Use of a novel washing method combining multiple density gradients and trypsin for removing human immunodeficiency virus-1 and hepatitis C virus from semen.

OBJECTIVE: To determine the effectiveness of a novel treatment designed to remove human immunodeficiency virus (HIV) -1 and hepatitis C virus (HCV) from spiked semen and to evaluate sperm motility and viability after treatment.
DESIGN: A prospective clinical laboratory-based study.

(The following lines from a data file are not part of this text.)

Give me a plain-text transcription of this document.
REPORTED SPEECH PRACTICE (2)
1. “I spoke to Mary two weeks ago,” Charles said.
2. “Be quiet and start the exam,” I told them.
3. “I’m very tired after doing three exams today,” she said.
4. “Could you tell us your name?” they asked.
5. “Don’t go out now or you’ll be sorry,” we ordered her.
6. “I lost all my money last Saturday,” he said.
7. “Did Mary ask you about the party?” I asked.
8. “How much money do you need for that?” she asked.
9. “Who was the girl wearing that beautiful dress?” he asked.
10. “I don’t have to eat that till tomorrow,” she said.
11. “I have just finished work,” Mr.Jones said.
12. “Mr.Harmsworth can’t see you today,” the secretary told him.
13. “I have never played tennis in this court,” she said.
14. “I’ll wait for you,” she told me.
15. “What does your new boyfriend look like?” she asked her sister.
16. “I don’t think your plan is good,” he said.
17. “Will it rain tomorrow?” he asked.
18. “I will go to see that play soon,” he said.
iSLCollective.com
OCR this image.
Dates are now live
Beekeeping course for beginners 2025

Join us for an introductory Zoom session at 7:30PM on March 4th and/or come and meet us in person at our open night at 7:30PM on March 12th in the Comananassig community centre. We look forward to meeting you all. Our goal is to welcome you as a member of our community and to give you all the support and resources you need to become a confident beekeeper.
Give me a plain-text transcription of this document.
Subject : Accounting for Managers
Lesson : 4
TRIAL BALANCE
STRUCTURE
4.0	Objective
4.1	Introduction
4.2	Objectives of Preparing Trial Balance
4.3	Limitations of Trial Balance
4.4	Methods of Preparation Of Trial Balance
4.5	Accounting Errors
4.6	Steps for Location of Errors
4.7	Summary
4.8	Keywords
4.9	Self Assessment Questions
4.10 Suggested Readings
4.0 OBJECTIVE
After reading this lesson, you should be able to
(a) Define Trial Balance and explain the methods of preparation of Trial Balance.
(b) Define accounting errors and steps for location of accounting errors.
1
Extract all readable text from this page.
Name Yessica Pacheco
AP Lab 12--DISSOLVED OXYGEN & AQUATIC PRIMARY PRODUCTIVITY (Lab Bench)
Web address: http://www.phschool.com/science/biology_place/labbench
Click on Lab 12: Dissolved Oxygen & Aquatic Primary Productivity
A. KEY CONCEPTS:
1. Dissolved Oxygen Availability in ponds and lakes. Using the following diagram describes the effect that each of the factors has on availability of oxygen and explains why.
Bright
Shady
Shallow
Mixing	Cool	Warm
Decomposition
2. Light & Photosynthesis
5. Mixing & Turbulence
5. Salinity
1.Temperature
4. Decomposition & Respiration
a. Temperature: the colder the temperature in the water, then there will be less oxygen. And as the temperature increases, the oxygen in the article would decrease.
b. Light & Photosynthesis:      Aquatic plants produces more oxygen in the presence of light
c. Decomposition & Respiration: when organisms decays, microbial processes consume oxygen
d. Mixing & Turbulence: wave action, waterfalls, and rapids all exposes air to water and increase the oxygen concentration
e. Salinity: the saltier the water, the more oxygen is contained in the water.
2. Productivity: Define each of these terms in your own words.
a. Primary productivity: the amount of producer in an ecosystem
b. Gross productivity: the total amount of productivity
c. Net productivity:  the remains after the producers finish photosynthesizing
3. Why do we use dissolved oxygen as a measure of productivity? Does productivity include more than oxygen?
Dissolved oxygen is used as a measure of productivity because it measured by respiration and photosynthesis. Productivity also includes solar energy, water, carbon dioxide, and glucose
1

SETTING: The human studies were conducted in academic and national research environments. The bovine study was conducted in an accredited research facility. PATIENT(S): Healthy volunteers provided the semen samples used in the human studies; abattoir-derived material was used for the bovine embryo production study. INTERVENTIONS(S): None. MAIN OUTCOME MEASURE(S): Cytopathic, reverse transcriptase-polymerase chain reaction, and branched DNA assays were used to test the efficacy of the procedure for inactivating or removing viruses from spiked semen; standard semen evaluation criteria were used to assess the effects of the procedures on sperm motility and viability. RESULT(S): Trypsin exposure significantly reduced the infectivity of HIV-1. The triple density gradient treatment, with or without trypsin, had no detrimental affect on fresh or cryopreserved/thawed sperm 2-48 hours after treatment. The treatment of semen spiked with HIV-1 or HCV indicated that the procedure was effective for reducing viral copies to undetectable levels or below levels of clinical relevance. CONCLUSION(S): The procedure was effective for significantly inactivating or reducing HIV-1 and HCV in spiked semen without adversely affecting sperm quality.